Use the current JWT to successfully access the page.

curl  http://xxx.hello.com/test/abc -H 'Authorization: Bearer eyJhbGciOiJIUzI1NiIsInR5cCI6IkpXVCIsImtpZCI6IjEyMyJ9.eyJqdGkiOiJ5eXl5eSIsImlzcyI6ImFiY2QiLCJhdWQiOiJ3d3cuZXhhbXBsZS5jb20iLCJzdWIiOiJ0ZXN0IiwiaWF0IjoxNjY1NjYwNTI5LCJleHAiOjE4NjU2NzM4MTl9.6vi6eKPWSKHQxfzBPrj3-SWI4Q5zGtWhqp38JIN3FEo'

If you use the JWT in Step 1, a failure message is returned.

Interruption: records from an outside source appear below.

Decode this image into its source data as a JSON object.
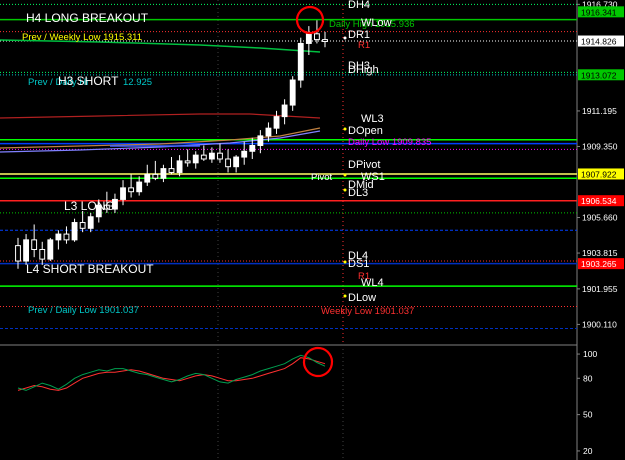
{
  "chart_data": [
    {
      "type": "candlestick",
      "ylim": [
        1899.3,
        1916.8
      ],
      "candles": [
        {
          "o": 1904.2,
          "h": 1904.6,
          "l": 1903.0,
          "c": 1903.4
        },
        {
          "o": 1903.4,
          "h": 1904.8,
          "l": 1903.2,
          "c": 1904.5
        },
        {
          "o": 1904.5,
          "h": 1905.3,
          "l": 1903.6,
          "c": 1904.0
        },
        {
          "o": 1904.0,
          "h": 1904.4,
          "l": 1903.2,
          "c": 1903.5
        },
        {
          "o": 1903.5,
          "h": 1904.6,
          "l": 1903.4,
          "c": 1904.5
        },
        {
          "o": 1904.5,
          "h": 1905.0,
          "l": 1904.0,
          "c": 1904.8
        },
        {
          "o": 1904.8,
          "h": 1905.2,
          "l": 1904.3,
          "c": 1904.5
        },
        {
          "o": 1904.5,
          "h": 1905.6,
          "l": 1904.4,
          "c": 1905.4
        },
        {
          "o": 1905.4,
          "h": 1906.0,
          "l": 1904.9,
          "c": 1905.1
        },
        {
          "o": 1905.1,
          "h": 1905.9,
          "l": 1904.9,
          "c": 1905.7
        },
        {
          "o": 1905.7,
          "h": 1906.6,
          "l": 1905.4,
          "c": 1906.3
        },
        {
          "o": 1906.3,
          "h": 1907.0,
          "l": 1905.9,
          "c": 1906.1
        },
        {
          "o": 1906.1,
          "h": 1906.9,
          "l": 1905.9,
          "c": 1906.6
        },
        {
          "o": 1906.6,
          "h": 1907.6,
          "l": 1906.3,
          "c": 1907.2
        },
        {
          "o": 1907.2,
          "h": 1907.9,
          "l": 1906.7,
          "c": 1907.0
        },
        {
          "o": 1907.0,
          "h": 1907.8,
          "l": 1906.8,
          "c": 1907.5
        },
        {
          "o": 1907.5,
          "h": 1908.4,
          "l": 1907.3,
          "c": 1907.9
        },
        {
          "o": 1907.9,
          "h": 1908.6,
          "l": 1907.6,
          "c": 1907.7
        },
        {
          "o": 1907.7,
          "h": 1908.4,
          "l": 1907.5,
          "c": 1908.2
        },
        {
          "o": 1908.2,
          "h": 1908.8,
          "l": 1907.9,
          "c": 1908.0
        },
        {
          "o": 1908.0,
          "h": 1908.9,
          "l": 1907.8,
          "c": 1908.6
        },
        {
          "o": 1908.6,
          "h": 1909.2,
          "l": 1908.3,
          "c": 1908.5
        },
        {
          "o": 1908.5,
          "h": 1909.1,
          "l": 1908.2,
          "c": 1908.9
        },
        {
          "o": 1908.9,
          "h": 1909.4,
          "l": 1908.6,
          "c": 1908.7
        },
        {
          "o": 1908.7,
          "h": 1909.3,
          "l": 1908.5,
          "c": 1909.0
        },
        {
          "o": 1909.0,
          "h": 1909.5,
          "l": 1908.5,
          "c": 1908.7
        },
        {
          "o": 1908.7,
          "h": 1909.2,
          "l": 1908.0,
          "c": 1908.3
        },
        {
          "o": 1908.3,
          "h": 1908.9,
          "l": 1908.0,
          "c": 1908.8
        },
        {
          "o": 1908.8,
          "h": 1909.6,
          "l": 1908.4,
          "c": 1909.1
        },
        {
          "o": 1909.1,
          "h": 1909.8,
          "l": 1908.7,
          "c": 1909.4
        },
        {
          "o": 1909.4,
          "h": 1910.2,
          "l": 1909.0,
          "c": 1909.9
        },
        {
          "o": 1909.9,
          "h": 1910.6,
          "l": 1909.6,
          "c": 1910.3
        },
        {
          "o": 1910.3,
          "h": 1911.2,
          "l": 1910.0,
          "c": 1910.9
        },
        {
          "o": 1910.9,
          "h": 1911.8,
          "l": 1910.5,
          "c": 1911.5
        },
        {
          "o": 1911.5,
          "h": 1913.0,
          "l": 1911.2,
          "c": 1912.8
        },
        {
          "o": 1912.8,
          "h": 1915.0,
          "l": 1912.4,
          "c": 1914.7
        },
        {
          "o": 1914.7,
          "h": 1915.6,
          "l": 1914.1,
          "c": 1915.2
        },
        {
          "o": 1915.2,
          "h": 1915.9,
          "l": 1914.7,
          "c": 1914.9
        },
        {
          "o": 1914.9,
          "h": 1915.3,
          "l": 1914.5,
          "c": 1914.8
        }
      ],
      "price_axis_ticks": [
        "1916.730",
        "1911.195",
        "1909.350",
        "1905.660",
        "1903.815",
        "1901.955",
        "1900.110"
      ],
      "price_tags": [
        {
          "text": "1916.341",
          "value": 1916.341,
          "bg": "#00c800",
          "fg": "#000000"
        },
        {
          "text": "1914.826",
          "value": 1914.826,
          "bg": "#ffffff",
          "fg": "#000000"
        },
        {
          "text": "1913.072",
          "value": 1913.072,
          "bg": "#00c800",
          "fg": "#000000"
        },
        {
          "text": "1907.922",
          "value": 1907.922,
          "bg": "#ffff00",
          "fg": "#000000"
        },
        {
          "text": "1906.534",
          "value": 1906.534,
          "bg": "#ff0000",
          "fg": "#ffffff"
        },
        {
          "text": "1903.265",
          "value": 1903.265,
          "bg": "#ff0000",
          "fg": "#ffffff"
        }
      ],
      "horizontal_lines": [
        {
          "name": "DH4",
          "value": 1916.73,
          "color": "#00ff66",
          "style": "dotted"
        },
        {
          "name": "Daily High",
          "value": 1915.936,
          "color": "#00c800",
          "style": "solid"
        },
        {
          "name": "Weekly Low 1915",
          "value": 1915.311,
          "color": "#ff3030",
          "style": "dotted"
        },
        {
          "name": "DR1",
          "value": 1914.826,
          "color": "#ffffff",
          "style": "dotted"
        },
        {
          "name": "H3 SHORT",
          "value": 1913.07,
          "color": "#00c8c8",
          "style": "dotted"
        },
        {
          "name": "DH3",
          "value": 1913.2,
          "color": "#00ff66",
          "style": "dotted"
        },
        {
          "name": "WL3",
          "value": 1909.7,
          "color": "#00ff00",
          "style": "solid"
        },
        {
          "name": "Blue mid",
          "value": 1909.5,
          "color": "#0040ff",
          "style": "solid"
        },
        {
          "name": "DOpen",
          "value": 1909.2,
          "color": "#ff00ff",
          "style": "dotted"
        },
        {
          "name": "Pivot",
          "value": 1907.922,
          "color": "#ffff66",
          "style": "solid"
        },
        {
          "name": "WS1",
          "value": 1907.7,
          "color": "#00ff00",
          "style": "solid"
        },
        {
          "name": "DL3",
          "value": 1906.534,
          "color": "#ff2020",
          "style": "solid"
        },
        {
          "name": "L3 LONG",
          "value": 1905.9,
          "color": "#00c800",
          "style": "dotted"
        },
        {
          "name": "Blue L3",
          "value": 1905.0,
          "color": "#0040ff",
          "style": "dashed"
        },
        {
          "name": "DL4",
          "value": 1903.4,
          "color": "#ff3030",
          "style": "dotted"
        },
        {
          "name": "DS1",
          "value": 1903.265,
          "color": "#0030c0",
          "style": "solid"
        },
        {
          "name": "WL4",
          "value": 1902.1,
          "color": "#00ff00",
          "style": "solid"
        },
        {
          "name": "DLow",
          "value": 1901.037,
          "color": "#ff3030",
          "style": "dotted"
        },
        {
          "name": "L4 Blue",
          "value": 1899.9,
          "color": "#0030c0",
          "style": "dashed"
        }
      ]
    },
    {
      "type": "line",
      "ylim": [
        15,
        105
      ],
      "y_ticks": [
        100,
        80,
        50,
        20
      ],
      "series": [
        {
          "color": "#ff3030",
          "values": [
            70,
            72,
            74,
            73,
            71,
            70,
            72,
            76,
            80,
            82,
            84,
            85,
            85,
            86,
            87,
            86,
            84,
            82,
            80,
            79,
            78,
            80,
            82,
            83,
            82,
            80,
            78,
            78,
            79,
            80,
            82,
            84,
            86,
            88,
            92,
            97,
            96,
            94,
            92
          ]
        },
        {
          "color": "#00a050",
          "values": [
            72,
            70,
            73,
            76,
            74,
            71,
            75,
            80,
            83,
            85,
            87,
            86,
            88,
            88,
            86,
            84,
            83,
            81,
            79,
            77,
            79,
            82,
            84,
            83,
            80,
            77,
            76,
            79,
            81,
            83,
            86,
            88,
            90,
            92,
            96,
            99,
            97,
            93,
            90
          ]
        }
      ]
    }
  ],
  "labels": {
    "h4_breakout": "H4 LONG BREAKOUT",
    "prev_weekly_low": "Prev / Weekly Low 1915.311",
    "h3_short_left": "Prev / Daily Hi",
    "h3_short": "H3 SHORT",
    "h3_short_val": "12.925",
    "l3_long": "L3 LONG",
    "l4_short_breakout": "L4 SHORT BREAKOUT",
    "prev_daily_low": "Prev / Daily Low 1901.037",
    "dh4": "DH4",
    "daily_high": "Daily High 1915.936",
    "wlow": "WLow",
    "dr1": "DR1",
    "r1_top": "R1",
    "dh3": "DH3",
    "dhigh": "DHigh",
    "wl3": "WL3",
    "dopen": "DOpen",
    "daily_low": "Daily Low 1909.835",
    "dpivot": "DPivot",
    "pivot": "Pivot",
    "ws1": "WS1",
    "dmid": "DMid",
    "dl3": "DL3",
    "dl4": "DL4",
    "ds1": "DS1",
    "r1_bottom": "R1",
    "wl4": "WL4",
    "dlow": "DLow",
    "weekly_low": "Weekly Low 1901.037"
  },
  "colors": {
    "background": "#000000",
    "annotation": "#ff0000",
    "axis_text": "#ffffff"
  }
}
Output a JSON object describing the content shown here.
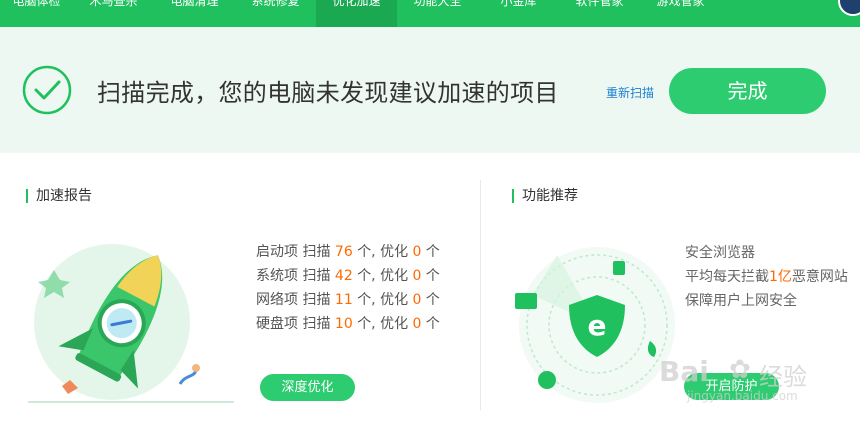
{
  "nav": {
    "items": [
      {
        "label": "电脑体检"
      },
      {
        "label": "木马查杀"
      },
      {
        "label": "电脑清理"
      },
      {
        "label": "系统修复"
      },
      {
        "label": "优化加速"
      },
      {
        "label": "功能大全"
      },
      {
        "label": "小金库"
      },
      {
        "label": "软件管家"
      },
      {
        "label": "游戏管家"
      }
    ],
    "active_index": 4
  },
  "banner": {
    "status": "扫描完成，您的电脑未发现建议加速的项目",
    "rescan_label": "重新扫描",
    "done_label": "完成"
  },
  "report": {
    "title": "加速报告",
    "rows": [
      {
        "name": "启动项",
        "scan_label": "扫描",
        "scanned": "76",
        "unit1": "个, 优化",
        "optimized": "0",
        "unit2": "个"
      },
      {
        "name": "系统项",
        "scan_label": "扫描",
        "scanned": "42",
        "unit1": "个, 优化",
        "optimized": "0",
        "unit2": "个"
      },
      {
        "name": "网络项",
        "scan_label": "扫描",
        "scanned": "11",
        "unit1": "个, 优化",
        "optimized": "0",
        "unit2": "个"
      },
      {
        "name": "硬盘项",
        "scan_label": "扫描",
        "scanned": "10",
        "unit1": "个, 优化",
        "optimized": "0",
        "unit2": "个"
      }
    ],
    "deep_button": "深度优化"
  },
  "feature": {
    "title": "功能推荐",
    "line1": "安全浏览器",
    "line2_prefix": "平均每天拦截",
    "line2_highlight": "1亿",
    "line2_suffix": "恶意网站",
    "line3": "保障用户上网安全",
    "open_button": "开启防护"
  },
  "watermark": {
    "brand": "Bai",
    "brand2": "经验",
    "url": "jingyan.baidu.com"
  },
  "colors": {
    "brand_green": "#21c05f",
    "button_green": "#2ecc71",
    "highlight": "#ff6a00",
    "link": "#1a7fd1"
  }
}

curl  http://xxx.hello.com/test/abc -H 'Authorization: Bearer eyJhbGciOiJIUzI1NiIsInR5cCI6IkpXVCIsImtpZCI6IjEyMyJ9.eyJqdGkiOiJ4eHh4IiwiaXNzIjoiYWJjZCIsImF1ZCI6Ind3dy5leGFtcGxlLmNvbSIsInN1YiI6InRlc3QiLCJpYXQiOjE2NjU2NjA1MjcsImV4cCI6MTg2NTY3MzgxOX0.P0WtBTHJzUJvklu9q8XSRszfPbgojrZHg7t4ZaYfKGo'

# The following result is returned:
{"message":"already login on other device"}

Error codes

HTTP status code	Error message	Reason
401	invalid token	No JWT is provided in the request header, the JWT format is invalid, or the JWT is expired.
500	redis server error	Access to the ApsaraDB for Redis instance times out or fails.